Another example is that some developers use notifyPaused as a means of telling the implementation that they no longer need the display. However, this functionality is not defined nor guaranteed by the MIDP1/2 specifications, and in fact does not work in all devices. The lcdui package in MIDP3 will better define how applications can indicate that they no longer need a display.

What is the question the EG has for developers?

The question to developers is, how are you impacted, and would you prefer reducing fragmentation by

  • deprecating pauseApp only for MIDP3-labeled apps
  • deprecating pauseApp regardless of version, or
  • not deprecating pauseApp?

and why?

What are your opinions? What other impacts have we forgotten?

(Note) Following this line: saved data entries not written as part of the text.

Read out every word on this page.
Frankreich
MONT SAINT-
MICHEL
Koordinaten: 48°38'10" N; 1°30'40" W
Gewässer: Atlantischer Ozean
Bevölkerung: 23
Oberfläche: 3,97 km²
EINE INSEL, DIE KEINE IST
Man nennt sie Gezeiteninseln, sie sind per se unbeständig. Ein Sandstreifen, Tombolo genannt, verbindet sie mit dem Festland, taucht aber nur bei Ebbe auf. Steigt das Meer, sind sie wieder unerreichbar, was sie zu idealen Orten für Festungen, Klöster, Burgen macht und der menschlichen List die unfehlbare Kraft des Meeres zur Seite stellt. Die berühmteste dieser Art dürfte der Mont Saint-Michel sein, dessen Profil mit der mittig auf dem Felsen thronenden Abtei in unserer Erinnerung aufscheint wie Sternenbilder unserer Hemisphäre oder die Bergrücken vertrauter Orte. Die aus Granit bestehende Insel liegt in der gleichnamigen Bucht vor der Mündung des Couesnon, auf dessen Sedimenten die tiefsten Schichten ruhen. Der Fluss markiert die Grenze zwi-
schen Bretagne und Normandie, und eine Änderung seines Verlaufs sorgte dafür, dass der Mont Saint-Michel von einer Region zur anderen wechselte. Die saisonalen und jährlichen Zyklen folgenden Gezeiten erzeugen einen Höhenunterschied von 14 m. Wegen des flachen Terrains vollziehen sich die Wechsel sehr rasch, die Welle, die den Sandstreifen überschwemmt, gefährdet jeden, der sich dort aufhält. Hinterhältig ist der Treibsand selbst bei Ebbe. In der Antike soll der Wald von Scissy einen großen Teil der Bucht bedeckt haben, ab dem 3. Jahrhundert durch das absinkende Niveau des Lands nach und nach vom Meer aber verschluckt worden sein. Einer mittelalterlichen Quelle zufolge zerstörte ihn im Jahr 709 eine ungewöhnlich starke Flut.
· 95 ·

Roger Riggs' pauseApp deprecation proposal:

The function of MIDlet.pauseApp has been the source of confusion to developers and implementors and seems to have
limited value. Further its use by the AMS has been a cause of fragmentation across implementations.

On several occasions it has been suggested to deprecate use of pauseApp.

In order to more fully evaluate the changes and the impact the attachment contains javadoc with the updates needed to
MIDlet class and package documentation and diffs between the proposed javadoc and the previous javadoc. Please read and

For convenience the proposal is:

  • For backward compatibility with MIDP 2.0, the function of pauseApp cannot be removed completely. MIDP 2.0 applications
    must continue to function as before.
  • Changes (for MIDP 3.0 MIDlet suites only):
    • The pauseApp method MUST not be called.
    • The pauseApp method will be changed to remove the “abstract” qualifier so MIDlet suites do not need to provide an
      empty pauseApp method.
    • The notifyPaused and resumeRequest methods are modified throw IllegalStateException (only for MIDP 3.0 MIDlets)
    • However, the package documentation must retain a complete description of the PAUSED state and required behavior for
      MIDP 2.0 MIDlet suites.
    • Also included in the diffs; deprecate of the MIDlet.checkPermission method in favor of AccessController.
      checkPermission (for MIDP 3.0 MIDlet suites only).